Quando o assunto é buscar sócios para um aporte de capital, porém, a visão diferente do casal sobre o tema explica porque o assunto está, por enquanto, completamente fora do radar.

Berço

Fundada em 2006, a Antix nasceu no bairro do Bom Retiro, no centro da cidade de São Paulo. Quando começaram o negócio próprio na área de confecção, um ano antes, o casal — grávido do primeiro filho (há ainda um casal de gêmeos) — tinha na bagagem apenas a experiência no ramo adquirida única e exclusivamente no trabalho com os pais, e mais a obsessão pelos detalhes e pela vivência dos clientes.

Os patriarcas do Patricia e André vieram da Coreia do Sul, que na década de 70 enfrentava uma grave crise econômica, em busca de uma vida melhor no Brasil. Ambos fincaram raízes na região central da capital paulista, no ramo de confecção. Patricia nasceu na Coreia, veio bebê ao Brasil. Já Andre nasceu em solo verde-amarelo.

“Meu pai foi sapateiro por alguns anos, no Glicério”, conta a empresária. “Mas eles cresceram mesmo no ramo de confecção. Compraram três máquinas de costura e trabalhavam até altas horas da madrugada”, relembra. Os pais de Patricia, que até hoje praticamente só falam coreano, tinham um negócio de moda casual para jovens senhoras em tamanhos grandes.

Formada em Propaganda e Marketing, Patricia cuidava de tudo que envolvesse experiência com clientes na operação dos pais, quando André veio, em 2005, com a ideia de terem o próprio negócio em um shopping de atacado para apenas 40 lojistas que seria aberto por José Kalil, ex-marido da especialista em moda Gloria Kalil, na região.

A família de André é do ramo de aviamentos — para os leigos: tudo relacionamento ao acabamento de peças, como rendas, botões, zíperes.
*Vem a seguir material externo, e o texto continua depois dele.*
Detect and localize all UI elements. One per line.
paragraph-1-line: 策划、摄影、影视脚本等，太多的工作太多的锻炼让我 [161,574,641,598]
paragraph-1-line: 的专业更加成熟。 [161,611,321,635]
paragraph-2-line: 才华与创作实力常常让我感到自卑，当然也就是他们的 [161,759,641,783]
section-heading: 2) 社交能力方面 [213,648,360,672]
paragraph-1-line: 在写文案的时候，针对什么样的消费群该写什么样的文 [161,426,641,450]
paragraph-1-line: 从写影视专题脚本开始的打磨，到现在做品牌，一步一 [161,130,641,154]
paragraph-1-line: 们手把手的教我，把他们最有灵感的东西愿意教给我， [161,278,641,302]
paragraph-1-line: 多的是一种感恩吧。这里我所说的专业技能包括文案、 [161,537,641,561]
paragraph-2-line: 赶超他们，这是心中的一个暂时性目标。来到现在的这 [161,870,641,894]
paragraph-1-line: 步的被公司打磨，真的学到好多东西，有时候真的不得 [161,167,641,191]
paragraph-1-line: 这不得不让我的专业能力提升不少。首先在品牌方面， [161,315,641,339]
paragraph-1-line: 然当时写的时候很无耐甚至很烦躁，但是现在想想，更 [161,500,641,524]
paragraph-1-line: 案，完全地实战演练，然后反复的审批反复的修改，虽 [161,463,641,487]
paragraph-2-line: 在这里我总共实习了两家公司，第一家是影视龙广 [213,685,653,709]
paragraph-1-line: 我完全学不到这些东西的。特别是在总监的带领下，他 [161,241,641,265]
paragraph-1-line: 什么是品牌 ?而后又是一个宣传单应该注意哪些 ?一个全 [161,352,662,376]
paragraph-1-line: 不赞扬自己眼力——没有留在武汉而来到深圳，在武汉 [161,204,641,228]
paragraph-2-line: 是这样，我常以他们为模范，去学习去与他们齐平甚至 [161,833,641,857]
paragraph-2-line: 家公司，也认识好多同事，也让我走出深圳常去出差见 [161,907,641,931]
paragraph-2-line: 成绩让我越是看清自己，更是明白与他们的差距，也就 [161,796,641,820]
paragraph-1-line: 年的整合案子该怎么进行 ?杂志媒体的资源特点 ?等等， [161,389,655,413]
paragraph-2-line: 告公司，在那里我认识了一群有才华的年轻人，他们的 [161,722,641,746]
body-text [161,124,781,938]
A origem do marido influenciou o futuro da Antix, pelo conhecimento de André sobre o valor de uma boa finalização. “O que fazemos se chama excelência de qualidade”, fala, ressaltando o cuidado da empresa com cada forro, cada etiqueta que leva o nome da marca, cada costura e botão. Hoje em dia, até as ferragens da Antix (botões e fechos de cintos, por exemplo) são exclusivas e feitas para cada uma das peças.

“No começo, falaram para a gente que teríamos de fazer entre seis e sete viagens internacionais por ano para ver as tendências fora do Brasil e trazer os produtos. Na época, também era obrigatório ter a moda da novela”, relembra a empresária. “Mas eu queria fazer algo que tivesse identidade própria e fosse independente. E logo percebemos o espaço nesse mercado do feminino lúdico e romântico.”

No primeiro ano ficamos mais perdidos, mas no ano seguinte já pensamos na Antix. Para a empresária, a marca explorou todo potencial de sua personalidade, pela primeira vez, a partir da coleção chamada Candy Shop, quando já tinha ilustradores exclusivos dentro das principais estamparias do país — hoje o grupo de criativos envolvidos no processo chega a uma dezena, entre internos e externos. A fundadora, cujo cargo oficial é diretora de criação, se envolve com tudo. Desde a escolha do tema da coleção, da paleta de cores até as ilustrações finais. O processo todo leva mais ou menos o tempo de uma gestação.

Patricia conta que quando o assunto é pesquisa de moda prefere muito mais viajar para a Inglaterra do que para os Estados Unidos ou até mesmo outros países da Europa. “Lá [Londres] tem essa cultura do brechó e uma ousadia bem dosada."